Preheat oven to 350°F, grease 8 round baking pans and sprinkle with cocoa powder. Line bottoms with parchment.
Placing all dry ingredients in bowl of a stand blender fitted with paddle attachment. Stir and in a medium bowl, whisk all wet ingredients (slowly pour hot water so eggs don’t set).
Adding wet ingredients to dry & mix on medium heat for 2-3 minutes.The mix will be very rare. For the uniformity of the prepared forms. Bake
for 45 minutes or until cake tester comes out completely clean, cool in pans 10 minutes, then turn out onto a wire rack to cool completely.
Swiss Chocolate Buttercream:
In the bowl of a stand mixer & beat to mix.

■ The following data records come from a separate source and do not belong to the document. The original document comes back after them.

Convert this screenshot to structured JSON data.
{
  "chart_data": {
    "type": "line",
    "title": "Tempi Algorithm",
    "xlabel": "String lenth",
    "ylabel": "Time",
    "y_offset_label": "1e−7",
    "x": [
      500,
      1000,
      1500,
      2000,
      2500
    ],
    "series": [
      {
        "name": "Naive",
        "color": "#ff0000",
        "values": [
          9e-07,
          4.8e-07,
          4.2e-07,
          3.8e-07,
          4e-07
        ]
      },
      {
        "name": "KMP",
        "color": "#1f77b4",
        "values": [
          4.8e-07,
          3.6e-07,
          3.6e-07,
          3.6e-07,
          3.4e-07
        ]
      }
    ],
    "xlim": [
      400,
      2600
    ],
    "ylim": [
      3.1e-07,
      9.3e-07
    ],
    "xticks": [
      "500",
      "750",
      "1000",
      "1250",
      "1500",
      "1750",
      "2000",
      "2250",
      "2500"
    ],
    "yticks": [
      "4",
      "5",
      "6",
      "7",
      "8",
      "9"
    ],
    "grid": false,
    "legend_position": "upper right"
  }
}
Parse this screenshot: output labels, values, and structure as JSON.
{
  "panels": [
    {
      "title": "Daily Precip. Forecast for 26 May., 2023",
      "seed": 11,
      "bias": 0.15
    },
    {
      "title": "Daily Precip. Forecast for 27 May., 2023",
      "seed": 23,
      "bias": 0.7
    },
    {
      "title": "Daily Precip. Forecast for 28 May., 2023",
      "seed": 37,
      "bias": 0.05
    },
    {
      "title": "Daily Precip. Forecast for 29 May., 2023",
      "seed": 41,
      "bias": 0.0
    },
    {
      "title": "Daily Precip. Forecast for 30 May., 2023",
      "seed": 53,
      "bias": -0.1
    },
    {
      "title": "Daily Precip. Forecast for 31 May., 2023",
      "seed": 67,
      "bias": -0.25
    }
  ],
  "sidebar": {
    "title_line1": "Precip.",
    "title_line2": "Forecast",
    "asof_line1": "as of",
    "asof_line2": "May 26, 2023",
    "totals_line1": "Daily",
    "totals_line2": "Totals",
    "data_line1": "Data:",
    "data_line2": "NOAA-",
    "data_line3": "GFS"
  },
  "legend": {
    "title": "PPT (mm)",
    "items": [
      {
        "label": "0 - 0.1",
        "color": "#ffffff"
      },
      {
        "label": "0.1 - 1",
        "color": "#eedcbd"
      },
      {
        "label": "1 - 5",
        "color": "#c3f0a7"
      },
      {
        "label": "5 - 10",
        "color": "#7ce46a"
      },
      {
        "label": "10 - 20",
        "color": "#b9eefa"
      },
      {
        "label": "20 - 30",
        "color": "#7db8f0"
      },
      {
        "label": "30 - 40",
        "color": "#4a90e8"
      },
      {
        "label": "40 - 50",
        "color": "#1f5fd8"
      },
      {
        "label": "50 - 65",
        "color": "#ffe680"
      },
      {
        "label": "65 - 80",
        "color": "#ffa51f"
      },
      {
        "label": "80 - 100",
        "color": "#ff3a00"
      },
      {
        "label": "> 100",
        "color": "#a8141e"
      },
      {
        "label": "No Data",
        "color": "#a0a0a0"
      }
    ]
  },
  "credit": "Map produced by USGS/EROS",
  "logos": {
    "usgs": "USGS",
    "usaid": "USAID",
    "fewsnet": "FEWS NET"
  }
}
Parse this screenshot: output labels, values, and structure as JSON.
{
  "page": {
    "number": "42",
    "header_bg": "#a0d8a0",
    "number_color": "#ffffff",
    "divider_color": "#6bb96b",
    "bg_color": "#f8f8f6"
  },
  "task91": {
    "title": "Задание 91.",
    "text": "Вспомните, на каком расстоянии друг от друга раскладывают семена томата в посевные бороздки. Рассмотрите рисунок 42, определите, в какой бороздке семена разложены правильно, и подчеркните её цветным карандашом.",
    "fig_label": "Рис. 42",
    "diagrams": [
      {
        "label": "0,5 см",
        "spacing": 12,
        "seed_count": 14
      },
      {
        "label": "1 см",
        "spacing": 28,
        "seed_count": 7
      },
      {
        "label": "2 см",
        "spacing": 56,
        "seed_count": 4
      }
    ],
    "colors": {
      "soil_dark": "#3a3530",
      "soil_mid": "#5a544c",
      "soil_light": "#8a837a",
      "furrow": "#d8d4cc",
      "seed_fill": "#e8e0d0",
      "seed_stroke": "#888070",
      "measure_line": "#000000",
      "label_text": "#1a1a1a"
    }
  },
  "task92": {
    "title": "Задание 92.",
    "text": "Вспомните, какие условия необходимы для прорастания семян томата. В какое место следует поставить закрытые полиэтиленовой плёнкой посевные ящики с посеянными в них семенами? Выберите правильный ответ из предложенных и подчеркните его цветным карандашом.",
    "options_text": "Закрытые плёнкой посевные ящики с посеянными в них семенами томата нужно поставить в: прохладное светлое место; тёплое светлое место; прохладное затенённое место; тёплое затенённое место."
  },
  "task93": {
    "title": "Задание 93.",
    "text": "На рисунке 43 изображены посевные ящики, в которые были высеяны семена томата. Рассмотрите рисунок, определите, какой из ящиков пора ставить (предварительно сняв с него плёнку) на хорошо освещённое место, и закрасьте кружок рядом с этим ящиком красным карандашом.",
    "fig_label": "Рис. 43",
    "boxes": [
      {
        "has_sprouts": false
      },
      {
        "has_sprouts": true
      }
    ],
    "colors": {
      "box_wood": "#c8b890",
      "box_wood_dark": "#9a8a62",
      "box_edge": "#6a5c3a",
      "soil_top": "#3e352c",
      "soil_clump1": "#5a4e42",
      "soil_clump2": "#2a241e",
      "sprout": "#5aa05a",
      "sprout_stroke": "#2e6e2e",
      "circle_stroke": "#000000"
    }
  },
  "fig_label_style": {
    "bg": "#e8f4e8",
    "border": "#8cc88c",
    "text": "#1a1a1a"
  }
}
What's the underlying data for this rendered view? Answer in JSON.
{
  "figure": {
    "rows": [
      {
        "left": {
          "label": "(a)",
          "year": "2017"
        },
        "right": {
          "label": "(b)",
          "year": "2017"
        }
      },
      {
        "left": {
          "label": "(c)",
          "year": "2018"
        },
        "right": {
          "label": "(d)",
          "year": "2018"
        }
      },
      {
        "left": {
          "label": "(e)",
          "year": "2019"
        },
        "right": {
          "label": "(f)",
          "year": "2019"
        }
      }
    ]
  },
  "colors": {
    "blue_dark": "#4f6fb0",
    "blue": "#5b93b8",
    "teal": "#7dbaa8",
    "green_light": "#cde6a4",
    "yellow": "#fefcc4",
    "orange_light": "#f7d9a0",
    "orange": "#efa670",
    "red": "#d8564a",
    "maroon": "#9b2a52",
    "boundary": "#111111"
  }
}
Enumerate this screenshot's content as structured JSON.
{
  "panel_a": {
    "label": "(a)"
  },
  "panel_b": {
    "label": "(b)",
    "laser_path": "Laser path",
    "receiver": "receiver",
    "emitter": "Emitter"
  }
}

Or, at 160°F on a candy thermometer, place bowl in stand mixer and beat on medium speed until meringue is set and cool (bowl is no longer hot to the touch (about 5 to 10 minutes)).Switch to the barrage rocket. Slowly add the butter cubes and stir until smooth.
Add the cooled chocolate and stir until smooth. Assembly: Place a layer of dough on a plate or platter. coverage approx.1 cup buttercream & spread evenly.
Overlap the second layer and spread a thin layer of breadcrumbs over the cake. Let cool for 20 minutes, then top with a cup of frosting and serve.